When a researcher is designing and ordering segments of DNA, can we predict what larger organism / gene they are designing?
DNA is generally ordered in small fragments, ranging from about 20 bases, and technologically limited at 2000 bases.
Genes are generally on the order of hundreds of bases of DNA. Each 3 base combination of A, C, G, T correlates with a specific amino acid, the building blocks of proteins.
In genetic engineering, scientists often seek to introduce novel or mutated genes into an organism to change its metabolism, often to generate some molecular product. Genetic engineers sometimes combine genes from different organisms, but more common is to randomly or slightly but specifically modify a gene to modify its effect.
There is significant effort that goes into buildilng the experimental organisms, screening them for metabolic changes, and finding similar genes to further fine-tune the designer gene or metabolic circuit.

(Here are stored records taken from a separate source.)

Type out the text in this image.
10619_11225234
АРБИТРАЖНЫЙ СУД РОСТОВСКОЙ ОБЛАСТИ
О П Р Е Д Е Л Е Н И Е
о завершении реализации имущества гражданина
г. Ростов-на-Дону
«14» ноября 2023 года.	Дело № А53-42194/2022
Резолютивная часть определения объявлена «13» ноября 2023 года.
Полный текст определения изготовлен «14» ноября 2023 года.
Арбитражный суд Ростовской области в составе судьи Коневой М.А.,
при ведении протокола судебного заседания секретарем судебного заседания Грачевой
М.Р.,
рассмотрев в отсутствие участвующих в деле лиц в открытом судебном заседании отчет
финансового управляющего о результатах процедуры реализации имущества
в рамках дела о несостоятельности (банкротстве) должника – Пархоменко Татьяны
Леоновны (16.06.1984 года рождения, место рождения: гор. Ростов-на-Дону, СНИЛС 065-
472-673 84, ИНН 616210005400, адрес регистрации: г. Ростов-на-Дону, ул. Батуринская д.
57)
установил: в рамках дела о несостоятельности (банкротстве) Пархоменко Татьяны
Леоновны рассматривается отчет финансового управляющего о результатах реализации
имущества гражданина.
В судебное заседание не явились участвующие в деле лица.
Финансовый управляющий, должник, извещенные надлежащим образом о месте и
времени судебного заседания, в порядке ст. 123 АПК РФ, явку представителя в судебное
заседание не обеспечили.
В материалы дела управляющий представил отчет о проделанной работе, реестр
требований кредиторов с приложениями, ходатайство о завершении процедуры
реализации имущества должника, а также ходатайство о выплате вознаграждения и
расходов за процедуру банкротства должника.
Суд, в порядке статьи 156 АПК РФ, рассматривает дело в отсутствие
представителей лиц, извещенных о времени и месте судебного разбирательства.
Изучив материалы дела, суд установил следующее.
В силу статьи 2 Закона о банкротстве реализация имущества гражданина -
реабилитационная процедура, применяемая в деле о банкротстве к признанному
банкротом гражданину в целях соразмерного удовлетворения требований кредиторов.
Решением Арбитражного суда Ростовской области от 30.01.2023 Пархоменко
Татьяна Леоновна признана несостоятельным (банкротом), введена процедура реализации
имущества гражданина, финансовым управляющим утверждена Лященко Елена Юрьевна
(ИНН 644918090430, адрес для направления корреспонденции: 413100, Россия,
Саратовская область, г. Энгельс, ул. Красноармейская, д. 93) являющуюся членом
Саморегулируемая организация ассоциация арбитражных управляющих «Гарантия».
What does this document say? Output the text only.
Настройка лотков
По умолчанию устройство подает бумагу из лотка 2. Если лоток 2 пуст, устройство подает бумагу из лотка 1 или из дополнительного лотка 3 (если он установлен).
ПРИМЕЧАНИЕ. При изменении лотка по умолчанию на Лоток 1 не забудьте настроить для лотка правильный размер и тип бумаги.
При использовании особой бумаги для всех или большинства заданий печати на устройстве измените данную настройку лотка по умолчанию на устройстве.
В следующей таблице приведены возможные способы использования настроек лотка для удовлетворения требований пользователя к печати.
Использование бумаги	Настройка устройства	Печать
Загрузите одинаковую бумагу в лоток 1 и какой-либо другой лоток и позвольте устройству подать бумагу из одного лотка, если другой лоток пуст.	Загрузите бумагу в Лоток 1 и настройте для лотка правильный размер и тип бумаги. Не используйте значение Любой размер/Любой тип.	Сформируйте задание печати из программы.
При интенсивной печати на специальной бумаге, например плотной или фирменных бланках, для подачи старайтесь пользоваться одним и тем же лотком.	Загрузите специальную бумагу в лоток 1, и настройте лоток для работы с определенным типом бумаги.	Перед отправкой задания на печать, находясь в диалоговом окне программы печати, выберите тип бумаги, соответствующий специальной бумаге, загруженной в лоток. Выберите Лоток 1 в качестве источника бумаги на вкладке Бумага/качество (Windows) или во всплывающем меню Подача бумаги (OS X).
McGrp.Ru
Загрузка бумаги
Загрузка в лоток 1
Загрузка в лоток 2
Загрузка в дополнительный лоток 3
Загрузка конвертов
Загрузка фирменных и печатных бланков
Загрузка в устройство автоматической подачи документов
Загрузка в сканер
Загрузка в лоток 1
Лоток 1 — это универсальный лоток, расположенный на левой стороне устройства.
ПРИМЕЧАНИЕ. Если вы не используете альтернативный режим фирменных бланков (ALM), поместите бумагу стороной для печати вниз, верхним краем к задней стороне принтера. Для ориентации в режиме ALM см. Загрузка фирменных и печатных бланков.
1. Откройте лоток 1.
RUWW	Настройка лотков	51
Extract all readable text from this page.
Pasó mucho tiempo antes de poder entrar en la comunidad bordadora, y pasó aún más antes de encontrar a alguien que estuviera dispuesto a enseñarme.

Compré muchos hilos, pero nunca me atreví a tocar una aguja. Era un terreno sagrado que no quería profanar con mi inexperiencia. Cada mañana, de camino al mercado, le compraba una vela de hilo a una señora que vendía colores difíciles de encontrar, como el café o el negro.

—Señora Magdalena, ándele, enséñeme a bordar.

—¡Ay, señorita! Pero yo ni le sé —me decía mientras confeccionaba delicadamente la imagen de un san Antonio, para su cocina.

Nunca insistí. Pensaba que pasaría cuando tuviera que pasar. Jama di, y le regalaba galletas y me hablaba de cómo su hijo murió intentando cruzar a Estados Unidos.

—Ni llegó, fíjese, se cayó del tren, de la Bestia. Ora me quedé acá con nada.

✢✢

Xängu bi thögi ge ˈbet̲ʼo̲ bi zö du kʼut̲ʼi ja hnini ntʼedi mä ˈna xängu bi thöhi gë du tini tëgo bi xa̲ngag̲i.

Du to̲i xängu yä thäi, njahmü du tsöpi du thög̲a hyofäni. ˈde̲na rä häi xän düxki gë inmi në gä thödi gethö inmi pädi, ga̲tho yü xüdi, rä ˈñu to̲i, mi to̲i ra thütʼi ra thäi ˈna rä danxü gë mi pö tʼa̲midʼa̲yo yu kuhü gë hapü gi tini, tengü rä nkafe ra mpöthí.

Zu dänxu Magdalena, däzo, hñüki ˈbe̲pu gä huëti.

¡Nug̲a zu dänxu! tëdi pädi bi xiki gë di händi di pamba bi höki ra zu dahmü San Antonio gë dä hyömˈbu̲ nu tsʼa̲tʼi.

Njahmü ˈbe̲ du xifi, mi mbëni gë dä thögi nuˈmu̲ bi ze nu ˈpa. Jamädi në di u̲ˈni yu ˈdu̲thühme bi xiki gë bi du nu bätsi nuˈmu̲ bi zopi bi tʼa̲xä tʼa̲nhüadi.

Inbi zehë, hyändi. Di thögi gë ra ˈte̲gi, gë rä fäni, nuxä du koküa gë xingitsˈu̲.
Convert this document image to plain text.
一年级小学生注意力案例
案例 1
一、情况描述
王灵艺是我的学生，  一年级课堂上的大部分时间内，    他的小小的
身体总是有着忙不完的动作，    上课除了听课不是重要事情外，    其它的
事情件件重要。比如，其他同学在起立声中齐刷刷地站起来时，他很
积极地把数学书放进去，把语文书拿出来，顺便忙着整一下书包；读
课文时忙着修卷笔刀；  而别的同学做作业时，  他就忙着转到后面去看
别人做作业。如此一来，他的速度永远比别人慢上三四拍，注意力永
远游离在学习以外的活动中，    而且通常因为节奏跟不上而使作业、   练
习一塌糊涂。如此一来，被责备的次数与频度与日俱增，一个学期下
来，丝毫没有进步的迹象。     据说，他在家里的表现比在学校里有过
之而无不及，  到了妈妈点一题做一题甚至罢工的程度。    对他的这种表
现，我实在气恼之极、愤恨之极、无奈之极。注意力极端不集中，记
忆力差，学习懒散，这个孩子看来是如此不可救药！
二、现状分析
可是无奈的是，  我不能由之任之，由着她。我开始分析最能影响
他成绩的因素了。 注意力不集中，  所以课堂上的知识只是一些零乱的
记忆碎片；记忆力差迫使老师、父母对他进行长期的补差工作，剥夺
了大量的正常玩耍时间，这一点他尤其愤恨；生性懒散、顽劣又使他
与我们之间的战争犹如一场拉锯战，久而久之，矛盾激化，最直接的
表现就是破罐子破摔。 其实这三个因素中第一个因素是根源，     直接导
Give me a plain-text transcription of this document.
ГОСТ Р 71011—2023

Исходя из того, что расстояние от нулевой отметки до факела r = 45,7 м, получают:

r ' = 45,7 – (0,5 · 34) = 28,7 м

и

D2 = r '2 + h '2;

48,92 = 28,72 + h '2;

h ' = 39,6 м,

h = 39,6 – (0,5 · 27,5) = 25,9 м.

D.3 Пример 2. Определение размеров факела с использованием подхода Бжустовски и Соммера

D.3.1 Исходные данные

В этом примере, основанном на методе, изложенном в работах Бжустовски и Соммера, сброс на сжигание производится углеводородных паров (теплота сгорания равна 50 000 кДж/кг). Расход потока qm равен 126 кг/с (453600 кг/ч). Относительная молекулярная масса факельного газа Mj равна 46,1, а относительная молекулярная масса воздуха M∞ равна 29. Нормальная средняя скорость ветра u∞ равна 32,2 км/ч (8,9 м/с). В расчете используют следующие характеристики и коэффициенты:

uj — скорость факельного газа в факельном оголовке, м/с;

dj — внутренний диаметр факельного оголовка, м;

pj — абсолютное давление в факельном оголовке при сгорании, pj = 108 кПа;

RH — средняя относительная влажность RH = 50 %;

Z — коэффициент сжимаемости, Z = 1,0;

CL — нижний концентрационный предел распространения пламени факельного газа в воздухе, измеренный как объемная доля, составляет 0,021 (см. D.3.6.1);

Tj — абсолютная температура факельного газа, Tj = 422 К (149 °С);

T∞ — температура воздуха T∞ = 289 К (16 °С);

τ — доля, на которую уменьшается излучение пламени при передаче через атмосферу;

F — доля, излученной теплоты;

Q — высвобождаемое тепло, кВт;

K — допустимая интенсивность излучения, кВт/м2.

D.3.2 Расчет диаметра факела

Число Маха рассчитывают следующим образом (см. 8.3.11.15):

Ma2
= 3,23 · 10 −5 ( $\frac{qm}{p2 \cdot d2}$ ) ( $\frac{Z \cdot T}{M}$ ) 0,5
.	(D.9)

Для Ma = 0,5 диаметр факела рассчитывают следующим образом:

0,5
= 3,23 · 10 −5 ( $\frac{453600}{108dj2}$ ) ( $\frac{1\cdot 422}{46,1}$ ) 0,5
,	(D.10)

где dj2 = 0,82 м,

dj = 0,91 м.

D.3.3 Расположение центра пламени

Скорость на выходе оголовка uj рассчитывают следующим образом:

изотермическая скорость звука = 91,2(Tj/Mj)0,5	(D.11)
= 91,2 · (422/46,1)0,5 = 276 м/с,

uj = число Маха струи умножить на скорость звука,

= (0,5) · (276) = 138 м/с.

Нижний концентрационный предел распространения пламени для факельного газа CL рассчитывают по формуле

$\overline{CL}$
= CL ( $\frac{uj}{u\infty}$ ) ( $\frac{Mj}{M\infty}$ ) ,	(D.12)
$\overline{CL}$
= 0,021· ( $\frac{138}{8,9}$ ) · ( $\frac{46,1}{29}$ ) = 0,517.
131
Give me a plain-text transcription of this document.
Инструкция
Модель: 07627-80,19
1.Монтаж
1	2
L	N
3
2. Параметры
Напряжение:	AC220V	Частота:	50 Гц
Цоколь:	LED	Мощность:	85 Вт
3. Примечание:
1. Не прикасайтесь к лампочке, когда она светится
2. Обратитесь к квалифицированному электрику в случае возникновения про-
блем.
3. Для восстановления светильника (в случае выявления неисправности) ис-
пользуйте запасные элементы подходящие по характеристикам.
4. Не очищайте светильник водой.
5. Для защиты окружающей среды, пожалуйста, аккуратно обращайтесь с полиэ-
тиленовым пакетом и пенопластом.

In the design space, offering suggestions of similar parts, especially when those parts are tied to known metabolic perturbations, greatly tightens the cycle of designing and then building and screening engineering organisms.
Companies which synthesize DNA are also keen to sell you more DNA, and would greatly benefit from being able to offer helpful suggestions ad additions.
Screening genes being designed is also important in the context of biosecurity, to ensure that the designers are not attempting to build nefarious organisms, or engineer metabolic circuits which produce dangerous or illegal compounds.
Currently, the only screening which happens at all but a handful of companies is at the time of order, without looking at all the customer's orders, and there is no screening in design software.
As a foundational step to the above goals, we will attempt to determine the genes / organisms a customer is attempting to design, based on the several sequences of DNA which they order.
Many genes and organisms have been sequenced, and their sequence is available online at NCBI, each with a unique accession ID. There is a querying method called BLAST which allows a scientist to find DNA and protein sequences which are similar to the one passed. BLAST queries return several hits, each with a DNA alignment and score measuring the probability of the match.
Companies do not distribute their placed orders, though may if this model proves to be of potential benefit.
There is also effectively no public information tying variations of sequences with any experimental data, so optimization is difficult to model. This IP is closesly guarded in the couple of companies which curate it.
The millions of sequences available in NCBI can be broken up into smaller fragments, and BLASTed - generating a large feature set of fragments and their alignments, with each fragment still associated with its source organism.
This data can be used to build a model, given some random or curated subset of fragments, which predicts the genes / organisms being designed or modified.
The pipeline will pull in records from NCBI, ranging from small segments to genes to chromosomes. It will generate a collection of fragments, and run a BLAST query for each of them, and store the raw XML results as a file. The results will then be parsed, and stored separately.
BLAST query results include expectation score, alignment length, several parameters, information about the match, etc. described here.
BLAST queries often take between 10-60 seconds.
There is a lot of work to do for this project. Setting up the infrastructure for the information processing pipeline is no small feat.
The major hypothesis is that aggregating BLAST queries across multiple fragments or orders for a particular customer will allow for predictions that are more insightful than simple BLAST querying of the individual component fragments.
Generating a reasonable large dataset will not be too difficult, but it may be necessary to scope it to a few organisms for training, in order to generate the BLAST information sets in reasonable time. Training and assessing a model with just a few input organisms should not dramatically affect its translatability to information sets with more organisms.
More difficult to approximate will be a realistic set of fragments comprising an order. For this initial project, a probably not super valid assumption will be that that the fragmentation and aggregation into an "order" that I do is at all realistic.